The public sector oil marketing companies have been issued oil bonds for the first quarter worth Rs 24,408 crore ($6.1 billion) to pay for their under-recoveries. But these will be released only in October after parliamentary vote. The foreign exchange loan will prove far less costly for the oil marketing companies than bank lending rates and, if approved, would be the largest deployment of the countrys reserves so far.
The finance ministry and the government would have to decide if the loan could be considered an investment to improve the oil companies finances or would be tantamount to current expenditure. The companies are suffering the impact of massive rises in crude oil prices in the international market that they cannot pass on to consumers through retail prices. They also have the additional burden of selling LPG and kerosene at a massive subsidy.
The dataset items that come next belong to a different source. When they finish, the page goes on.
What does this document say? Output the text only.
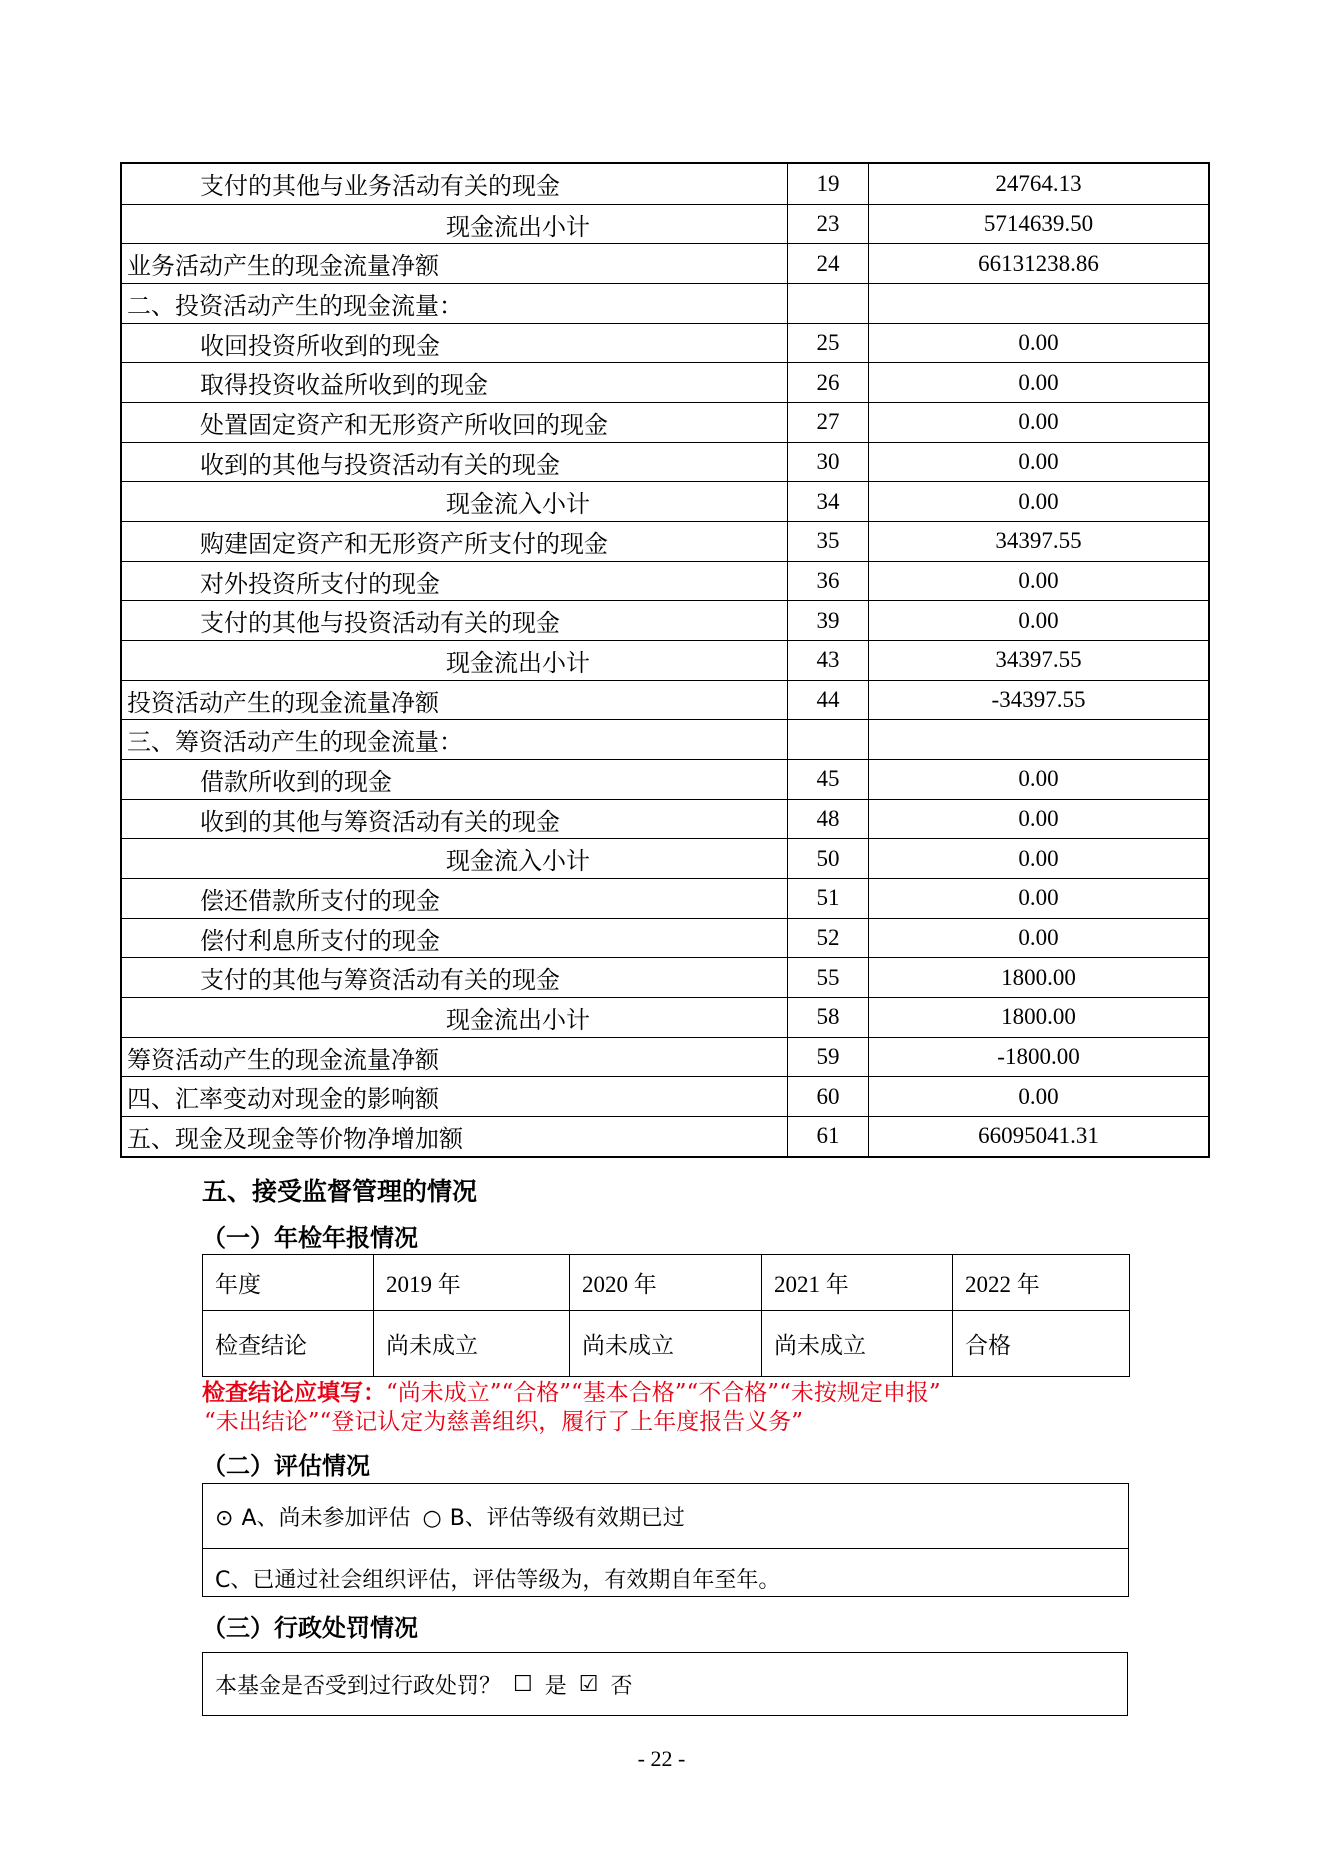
支付的其他与业务活动有关的现金	19	24764.13
现金流出小计	23	5714639.50
业务活动产生的现金流量净额	24	66131238.86
二、投资活动产生的现金流量：
收回投资所收到的现金	25	0.00
取得投资收益所收到的现金	26	0.00
处置固定资产和无形资产所收回的现金	27	0.00
收到的其他与投资活动有关的现金	30	0.00
现金流入小计	34	0.00
购建固定资产和无形资产所支付的现金	35	34397.55
对外投资所支付的现金	36	0.00
支付的其他与投资活动有关的现金	39	0.00
现金流出小计	43	34397.55
投资活动产生的现金流量净额	44	-34397.55
三、筹资活动产生的现金流量：
借款所收到的现金	45	0.00
收到的其他与筹资活动有关的现金	48	0.00
现金流入小计	50	0.00
偿还借款所支付的现金	51	0.00
偿付利息所支付的现金	52	0.00
支付的其他与筹资活动有关的现金	55	1800.00
现金流出小计	58	1800.00
筹资活动产生的现金流量净额	59	-1800.00
四、汇率变动对现金的影响额	60	0.00
五、现金及现金等价物净增加额	61	66095041.31
五、接受监督管理的情况
（一）年检年报情况
年度	2019 年	2020 年	2021 年	2022 年
检查结论	尚未成立	尚未成立	尚未成立	合格
检查结论应填写：“尚未成立”“合格”“基本合格”“不合格”“未按规定申报”
“未出结论”“登记认定为慈善组织，履行了上年度报告义务”
（二）评估情况
⊙ A、尚未参加评估 ○ B、评估等级有效期已过
C、已通过社会组织评估，评估等级为，有效期自年至年。
（三）行政处罚情况
本基金是否受到过行政处罚？ ☐ 是 ☑ 否
- 22 -
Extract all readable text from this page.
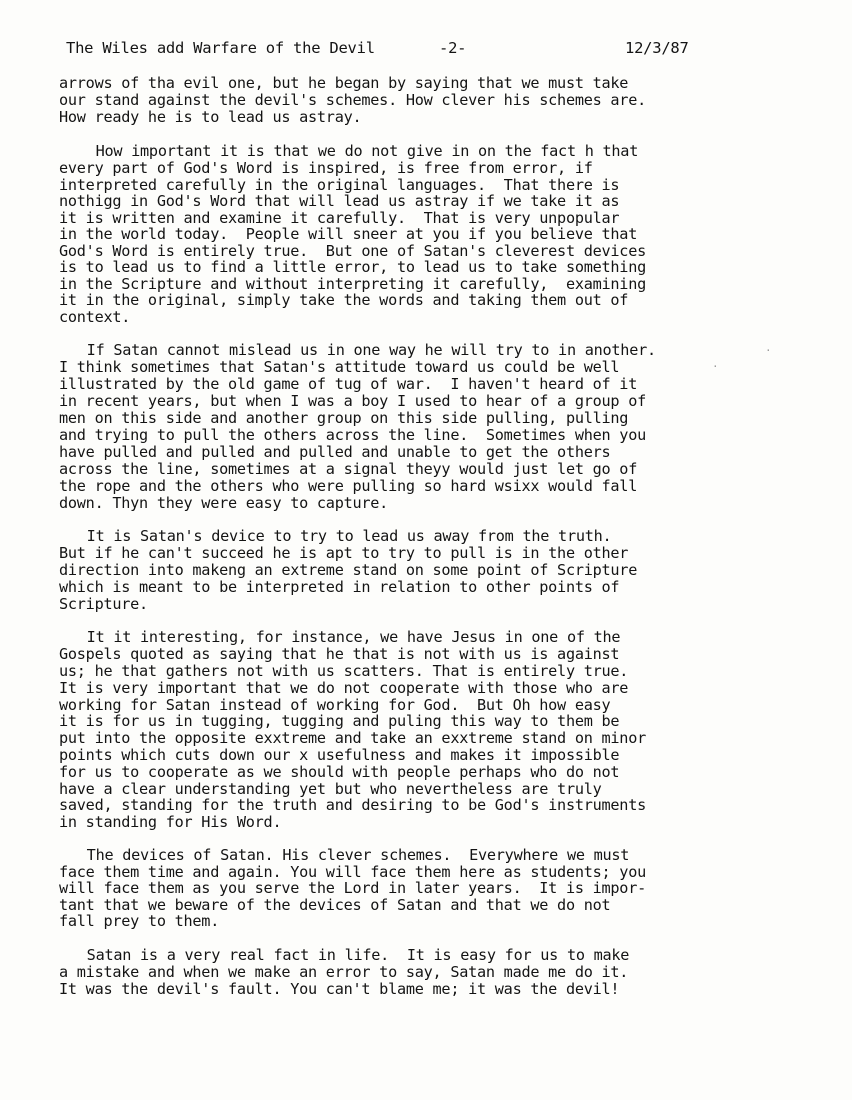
The Wiles add Warfare of the Devil

	-2-

	12/3/87

arrows of tha evil one, but he began by saying that we must take
our stand against the devil's schemes. How clever his schemes are.
How ready he is to lead us astray.
How important it is that we do not give in on the fact h that
every part of God's Word is inspired, is free from error, if
interpreted carefully in the original languages.  That there is
nothigg in God's Word that will lead us astray if we take it as
it is written and examine it carefully.  That is very unpopular
in the world today.  People will sneer at you if you believe that
God's Word is entirely true.  But one of Satan's cleverest devices
is to lead us to find a little error, to lead us to take something
in the Scripture and without interpreting it carefully,  examining
it in the original, simply take the words and taking them out of
context.
If Satan cannot mislead us in one way he will try to in another.
I think sometimes that Satan's attitude toward us could be well
illustrated by the old game of tug of war.  I haven't heard of it
in recent years, but when I was a boy I used to hear of a group of
men on this side and another group on this side pulling, pulling
and trying to pull the others across the line.  Sometimes when you
have pulled and pulled and pulled and unable to get the others
across the line, sometimes at a signal theyy would just let go of
the rope and the others who were pulling so hard wsixx would fall
down. Thyn they were easy to capture.
It is Satan's device to try to lead us away from the truth.
But if he can't succeed he is apt to try to pull is in the other
direction into makeng an extreme stand on some point of Scripture
which is meant to be interpreted in relation to other points of
Scripture.
It it interesting, for instance, we have Jesus in one of the
Gospels quoted as saying that he that is not with us is against
us; he that gathers not with us scatters. That is entirely true.
It is very important that we do not cooperate with those who are
working for Satan instead of working for God.  But Oh how easy
it is for us in tugging, tugging and puling this way to them be
put into the opposite exxtreme and take an exxtreme stand on minor
points which cuts down our x usefulness and makes it impossible
for us to cooperate as we should with people perhaps who do not
have a clear understanding yet but who nevertheless are truly
saved, standing for the truth and desiring to be God's instruments
in standing for His Word.
The devices of Satan. His clever schemes.  Everywhere we must
face them time and again. You will face them here as students; you
will face them as you serve the Lord in later years.  It is impor-
tant that we beware of the devices of Satan and that we do not
fall prey to them.
Satan is a very real fact in life.  It is easy for us to make
a mistake and when we make an error to say, Satan made me do it.
It was the devil's fault. You can't blame me; it was the devil!
·
·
Borrowings by the three oil companies have risen substantially from Rs 71,080 crore as on June 30, 2008 to Rs 92,200 crore by August 14, 2008, an increase of almost 30%. The companies financial situation had improved in June when RBI rung in the facility of special market operations, under which the oil bonds were made more attractive for banks to hold. But that facility was withdrawn on July 24, 2008.
A senior oil company official told FE that borrowings by the three firms are expected to increase by Rs 10,000 crore a month. Even if the facility of SMOs is revived, their borrowings will cumulatively rise to a massive Rs 1,03,200 crore by October, Rs 97,000 crore by November (falling due to the SMOs) and Rs 1,06,000 crore in December 2008. In order to reduce such borrowings, the oil companies have asked the government to issue oil bonds on a monthly basis after the release of bonds in October.
The oil companies have already told the petroleum ministry that if the oil bonds are not issued on time, payment of advance income tax would have to be made only on the basis of their cash profit (in other words, excluding oil bonds). Moreover, the three firms have also decided to defer payments to be made to ONGC, OIL, GAIL and MRPL for crude and product purchases. Furthermore, they have asked the government to defer excise duty payments without any interest or penalty.